Laura Butler, Pacific Gas & Electric's chief diversity officer, pointed to the importance of slowing down the hiring process and recruiting from a larger pool, so companies aren’t just hiring people they already know – which can be the norm, she says, in company cultures that have “a need for speed.” Torres adds that hiring managers need to be held accountable for following through with diversity initiatives.
And, he said, organizations that don’t diversify do so at their peril: “I would venture to say that either demographics is going to take care of that issue eventually, or your organization will become irrelevant or obsolete.”
And Green 2.0’s decision to collect diversity data is key to building institutional commitment to diversity.
Tech entrepreneur Hank Williams, who founded the Platform Summit that focuses on diversity in innovation fields, compared Green 2.0’s efforts to recent decisions by companies like Google to release their diversity data.
“Tech is beginning to own up to the problems and start to make investments that are substantive in making a difference.
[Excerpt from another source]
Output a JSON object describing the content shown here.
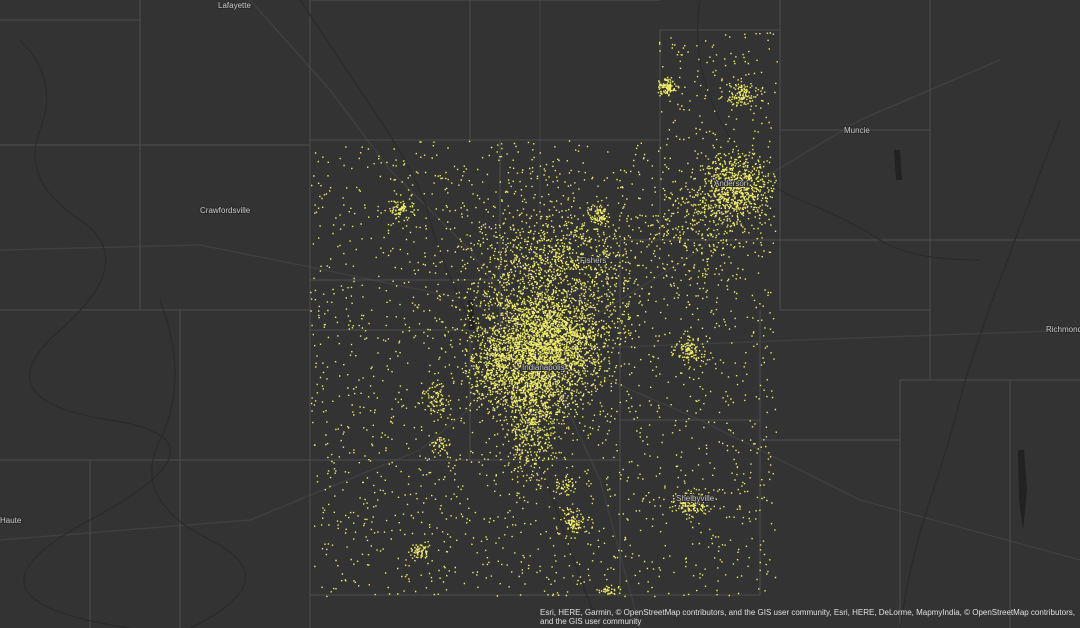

And that’s really significant for the tech world, because to be honest, and I say this as someone who’s spent my entire life in tech, it’s a very arrogant industry,” he said.
“The green movement is a liberal-minded and philanthropic community, and if tech can do it, there is absolutely no reason that the green movement cannot at least get to the starting point, which is: Come out with your numbers. Let the world see where you are. We all know it’s bad, but there’s no shame if you know where you are,” he added. “Let’s all come clean and then we can have a discussion about where we go.”